リース譲渡の消費税とインボイス制度の特例


今回は、リース譲渡の消費税とインボイス制度の特例を確認してみましょう。

消費税の取扱い

税法の要件を満たした場合、資産の賃貸借を資産の売買として処理する必要があります。要件を満たす取引を「リース取引」、貸し手の取引を「リース譲渡」といいます。

リース譲渡については、資産の売買処理が必要となるため、原則として、売上と売上原価(コスト)の一括計上が必要となります。

ただし、リース譲渡については代金を分割回収するため、売上とコストの分割計上が認められています。これらの取扱いは消費税についてもほとんど変わりません。

消費税のリース譲渡の要件は、2つあります。
・法人税や所得税のリース譲渡を行っている。
・リース売上について延払基準の方法により経理している。

要件を満たした場合、リース売上の消費税を法人税や所得税と同様に繰り延べできます。

消費税は、売上を
・課税売上
・非課税売上(課税対象だけど消費税が課されないもの)
・免税売上(課税対象だけど消費税が免除されるもの)
の3つに分かれますが、リース譲渡の特例については、非課税売上や免税売上にも適用できます。

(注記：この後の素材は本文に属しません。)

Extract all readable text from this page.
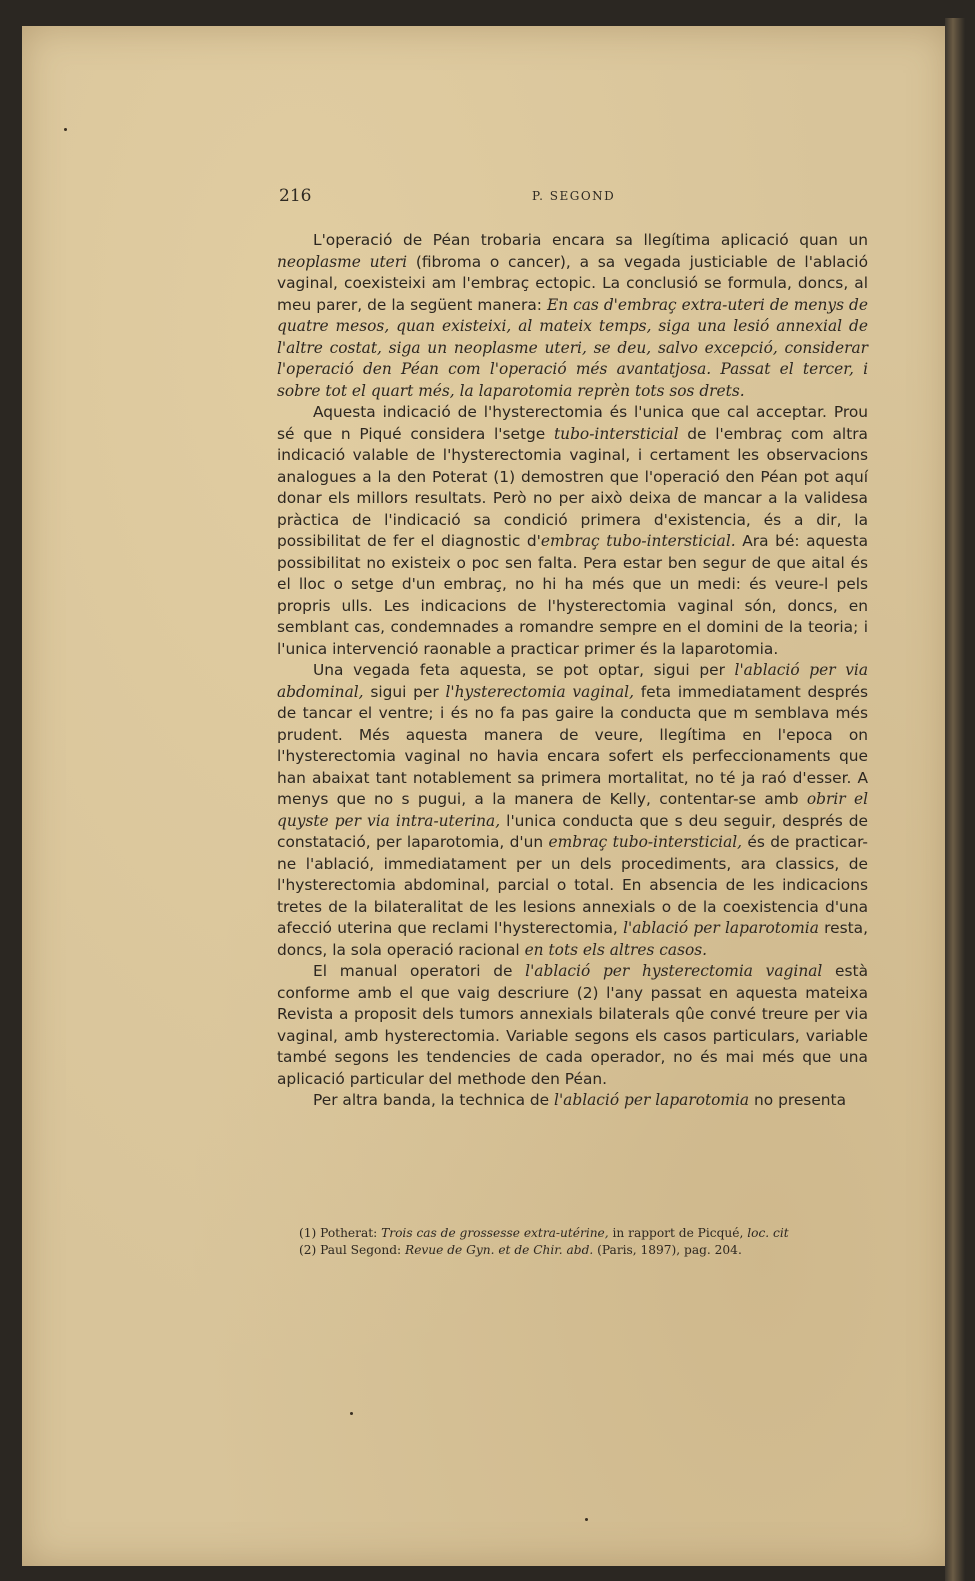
216	P. SEGOND

L'operació de Péan trobaria encara sa llegítima aplicació quan un neoplasme uteri (fibroma o cancer), a sa vegada justiciable de l'ablació vaginal, coexisteixi am l'embraç ectopic. La conclusió se formula, doncs, al meu parer, de la següent manera: En cas d'embraç extra-uteri de menys de quatre mesos, quan existeixi, al mateix temps, siga una lesió annexial de l'altre costat, siga un neoplasme uteri, se deu, salvo excepció, considerar l'operació den Péan com l'operació més avantatjosa. Passat el tercer, i sobre tot el quart més, la laparotomia reprèn tots sos drets.

Aquesta indicació de l'hysterectomia és l'unica que cal acceptar. Prou sé que n Piqué considera l'setge tubo-intersticial de l'embraç com altra indicació valable de l'hysterectomia vaginal, i certament les observacions analogues a la den Poterat (1) demostren que l'operació den Péan pot aquí donar els millors resultats. Però no per això deixa de mancar a la validesa pràctica de l'indicació sa condició primera d'existencia, és a dir, la possibilitat de fer el diagnostic d'embraç tubo-intersticial. Ara bé: aquesta possibilitat no existeix o poc sen falta. Pera estar ben segur de que aital és el lloc o setge d'un embraç, no hi ha més que un medi: és veure-l pels propris ulls. Les indicacions de l'hysterectomia vaginal són, doncs, en semblant cas, condemnades a romandre sempre en el domini de la teoria; i l'unica intervenció raonable a practicar primer és la laparotomia.

Una vegada feta aquesta, se pot optar, sigui per l'ablació per via abdominal, sigui per l'hysterectomia vaginal, feta immediatament després de tancar el ventre; i és no fa pas gaire la conducta que m semblava més prudent. Més aquesta manera de veure, llegítima en l'epoca on l'hysterectomia vaginal no havia encara sofert els perfeccionaments que han abaixat tant notablement sa primera mortalitat, no té ja raó d'esser. A menys que no s pugui, a la manera de Kelly, contentar-se amb obrir el quyste per via intra-uterina, l'unica conducta que s deu seguir, després de constatació, per laparotomia, d'un embraç tubo-intersticial, és de practicar-ne l'ablació, immediatament per un dels procediments, ara classics, de l'hysterectomia abdominal, parcial o total. En absencia de les indicacions tretes de la bilateralitat de les lesions annexials o de la coexistencia d'una afecció uterina que reclami l'hysterectomia, l'ablació per laparotomia resta, doncs, la sola operació racional en tots els altres casos.

El manual operatori de l'ablació per hysterectomia vaginal està conforme amb el que vaig descriure (2) l'any passat en aquesta mateixa Revista a proposit dels tumors annexials bilaterals qûe convé treure per via vaginal, amb hysterectomia. Variable segons els casos particulars, variable també segons les tendencies de cada operador, no és mai més que una aplicació particular del methode den Péan.

Per altra banda, la technica de l'ablació per laparotomia no presenta

(1) Potherat: Trois cas de grossesse extra-utérine, in rapport de Picqué, loc. cit
(2) Paul Segond: Revue de Gyn. et de Chir. abd. (Paris, 1897), pag. 204.
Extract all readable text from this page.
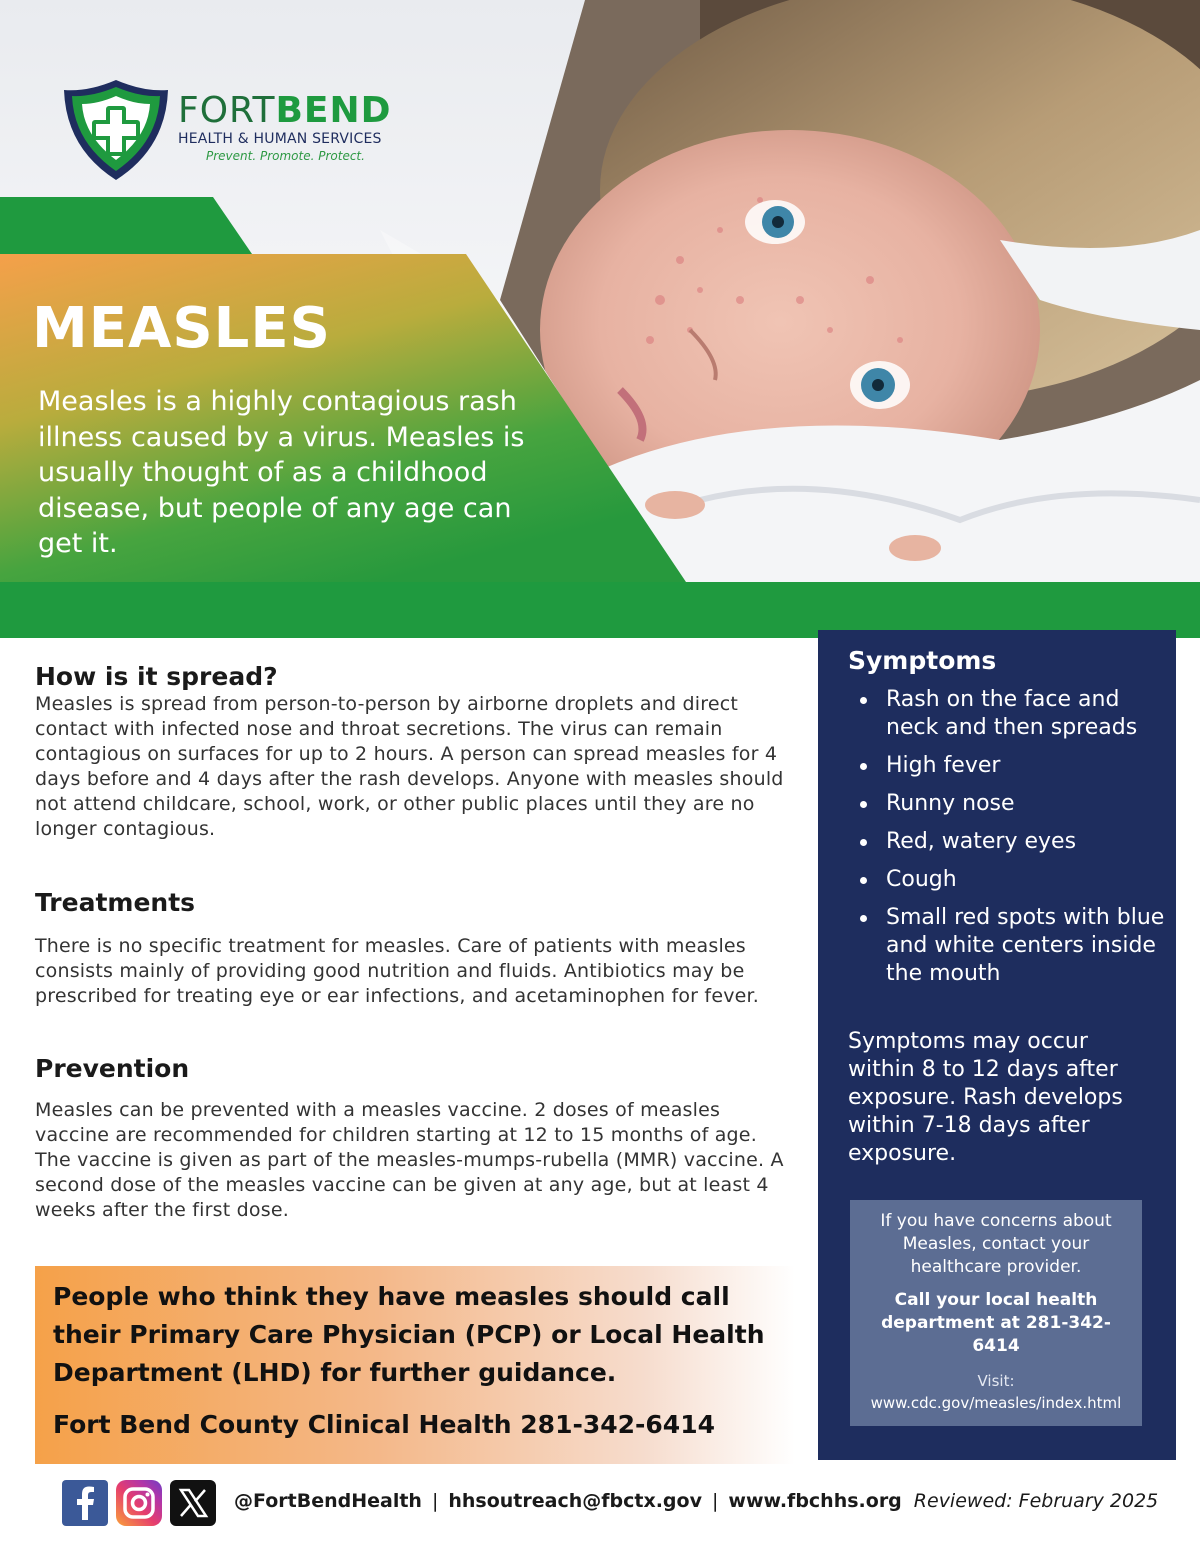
FORTBEND
HEALTH & HUMAN SERVICES
Prevent. Promote. Protect.
MEASLES
Measles is a highly contagious rash illness caused by a virus. Measles is usually thought of as a childhood disease, but people of any age can get it.
How is it spread?
Measles is spread from person-to-person by airborne droplets and direct contact with infected nose and throat secretions. The virus can remain contagious on surfaces for up to 2 hours. A person can spread measles for 4 days before and 4 days after the rash develops. Anyone with measles should not attend childcare, school, work, or other public places until they are no longer contagious.
Treatments
There is no specific treatment for measles. Care of patients with measles consists mainly of providing good nutrition and fluids. Antibiotics may be prescribed for treating eye or ear infections, and acetaminophen for fever.
Prevention
Measles can be prevented with a measles vaccine. 2 doses of measles vaccine are recommended for children starting at 12 to 15 months of age. The vaccine is given as part of the measles-mumps-rubella (MMR) vaccine. A second dose of the measles vaccine can be given at any age, but at least 4 weeks after the first dose.
People who think they have measles should call their Primary Care Physician (PCP) or Local Health Department (LHD) for further guidance.
Fort Bend County Clinical Health 281-342-6414
Symptoms
Rash on the face and neck and then spreads
High fever
Runny nose
Red, watery eyes
Cough
Small red spots with blue and white centers inside the mouth
Symptoms may occur within 8 to 12 days after exposure. Rash develops within 7-18 days after exposure.
If you have concerns about Measles, contact your healthcare provider.
Call your local health department at 281-342-6414
Visit:
www.cdc.gov/measles/index.html
@FortBendHealth | hhsoutreach@fbctx.gov | www.fbchhs.org Reviewed: February 2025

消費税のリース譲渡については、売上の特例となりますので、延払基準の経理要件は売上に限定されています。

リース譲渡に関する売上原価(コスト)については、延払基準の経理要件に含まれず、リース譲渡に関する課税仕入れについては繰り延べできないため注意しましょう。

具体例

次の場合で確認してみましょう。
・リース売上高、税抜66,000円、消費税6,000円
・リース売上原価、税抜52,800円、消費税4,800円
・0年目、リース資産を取得
・1年目、リース譲渡が発生
・リース契約 5年
・税抜経理、延払基準の方法による経理

上の表が法人税・所得税、
下の表が消費税の取扱いとなります。

法人税・所得税については、売上と売上原価を対応させる必要があります。
消費税については、売上と売上原価を対応させる必要がありません。

インボイス制度の取扱い

リース譲渡については、原則として資産の売買として取り扱います。
売上の繰延経理も認められています。

インボイスの判定は、どの基準で行うのでしょうか?
・資産の賃貸借
・資産の売買
・繰延経理した売上
・別の基準

答えは、資産の売買(リース譲渡)のタイミングでインボイスの判定が必要となります。

インボイス制度がスタートした令和5年10月1日より前に、リース譲渡を行った場合については、インボイスを交付する必要がありません。リース売上を令和5年10月1日以後に繰り延べた場合であっても、同様です。

反対に、令和5年10月1日以後のリース譲渡の場合については、インボイスの交付が必要となります。

参考規定

リース譲渡の特例

(リース譲渡に係る資産の譲渡等の時期の特例)
第十六条 事業者が所得税法第六十五条第一項(リース譲渡に係る収入及び費用の帰属時期)又は法人税法第六十三条第一項(リース譲渡に係る収益及び費用の帰属事業年度)に規定するリース譲渡に該当する資産の譲渡等(以下この条において「リース譲渡」という。)を行つた場合において、当該事業者がこれらの規定の適用を受けるため当該リース譲渡に係る対価の額につきこれらの規定に規定する延払基準の方法により経理することとしているときは、当該リース譲渡のうち当該リース譲渡に係る賦払金の額で当該リース譲渡をした日の属する課税期間においてその支払の期日が到来しないもの(当該課税期間において支払を受けたものを除く。)に係る部分については、当該事業者が当該課税期間において資産の譲渡等を行わなかつたものとみなして、当該部分に係る対価の額を当該課税期間における当該リース譲渡に係る対価の額から控除することができる。

消費税法第16条第1項、施行日令和6年4月9日

リース譲渡のインボイスに関する経過措置

(適格請求書等の交付に関する経過措置)
第五十条 この附則に別段の定めがあるものを除き、新消費税法第五十七条の四第一項の規定は、五年施行日以後に国内において事業者が行う課税資産の譲渡等について適用する。
2 事業者が、五年施行日前に行った消費税法第十六条第一項に規定するリース譲渡(三十年改正法第五条の規定による改正前の消費税法第十六条第一項に規定する長期割賦販売等及び旧効力消費税法第十六条第一項に規定する長期割賦販売等を含む。以下この項において同じ。)につき、当該リース譲渡に係る賦払金の額で五年施行日以後にその支払の期日が到来するものがあるときは、当該リース譲渡のうち五年施行日以後に行ったものとみなされる部分の課税資産の譲渡等については、新消費税法第五十七条の四第一項の規定は、適用しない。